According to Dr Christopher McGowan, a gastroenterologist specialising in obesity medicine and endobariatrics, and founder of True You Weight Loss in North Carolina, who spoke to Forbes, Ozempic is a ”very safe medication” for those with type 2 diabetes, with the most common side effects including nausea, vomiting, diarrhea and constipation. As noted by Ozempic’s website, more serious side effects can include pancreatitis, low blood sugar, kidney failure, and gallbladder problems.

However, Dr McGowan advised against using Ozempic for short-term, cosmetic weight loss, as he said the drug, and related diabetes medications, are “not designed to be used in this way” and can “lead to potential adverse events”. Additionally, Dr McGowan said “the weight that is lost will be regained”.

Dr McGowan also urged against the use of the drug as a diet method in light of the shortages. “This off-label use of Ozempic is greatly impacting availability of the medication for those who need it most, individuals with type 2 diabetes (or in the case of Wegovy, individuals with obesity),” he said.

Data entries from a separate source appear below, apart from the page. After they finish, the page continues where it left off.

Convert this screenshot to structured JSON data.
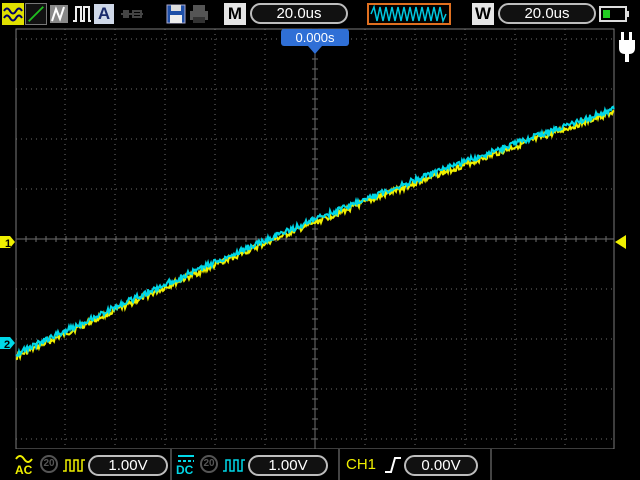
{
  "toolbar": {
    "mode_label": "M",
    "timebase_value": "20.0us",
    "window_label": "W",
    "window_timebase_value": "20.0us"
  },
  "trigger": {
    "position_label": "0.000s"
  },
  "channels": {
    "ch1": {
      "marker": "1",
      "color": "#f0f000",
      "coupling": "AC",
      "bw": "20",
      "scale": "1.00V"
    },
    "ch2": {
      "marker": "2",
      "color": "#00d8e8",
      "coupling": "DC",
      "bw": "20",
      "scale": "1.00V"
    }
  },
  "trigger_panel": {
    "source": "CH1",
    "level": "0.00V"
  },
  "colors": {
    "grid": "#6e6e6e",
    "ch1": "#f0f000",
    "ch2": "#00d8e8",
    "accent": "#2f6fd6",
    "battery": "#22cc22"
  },
  "icons": [
    "waveform-icon",
    "cursor-icon",
    "persist-icon",
    "pulse-icon",
    "auto-icon",
    "usb-icon",
    "save-icon",
    "print-icon",
    "power-plug-icon",
    "battery-icon"
  ]
}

This is not the first time that Jamil has condemned the use of the drugs as a weight-loss method, as she also criticised the trend in November 2022, when she questioned the public’s intense fixation on weight and body image in light of a New York Post headline that declared “Heroin chic is back”.

“Who are we doing this for?” Jamil said in a series of Instagram videos. “Who is worth any of this? What is worth any of this? Can’t we just make the f***ing clothes bigger? Can’t we just let people live? Can’t we let women eat and just enjoy a meal without worrying about what they’re going to look like, what they’re going to weigh tomorrow, how much they’re going to have to punish themselves because of it?”

At the time, the actress also referred to the use of the medications to lose weight as a “quick-fix scam,” while claiming that the side effects can be “catastrophic”.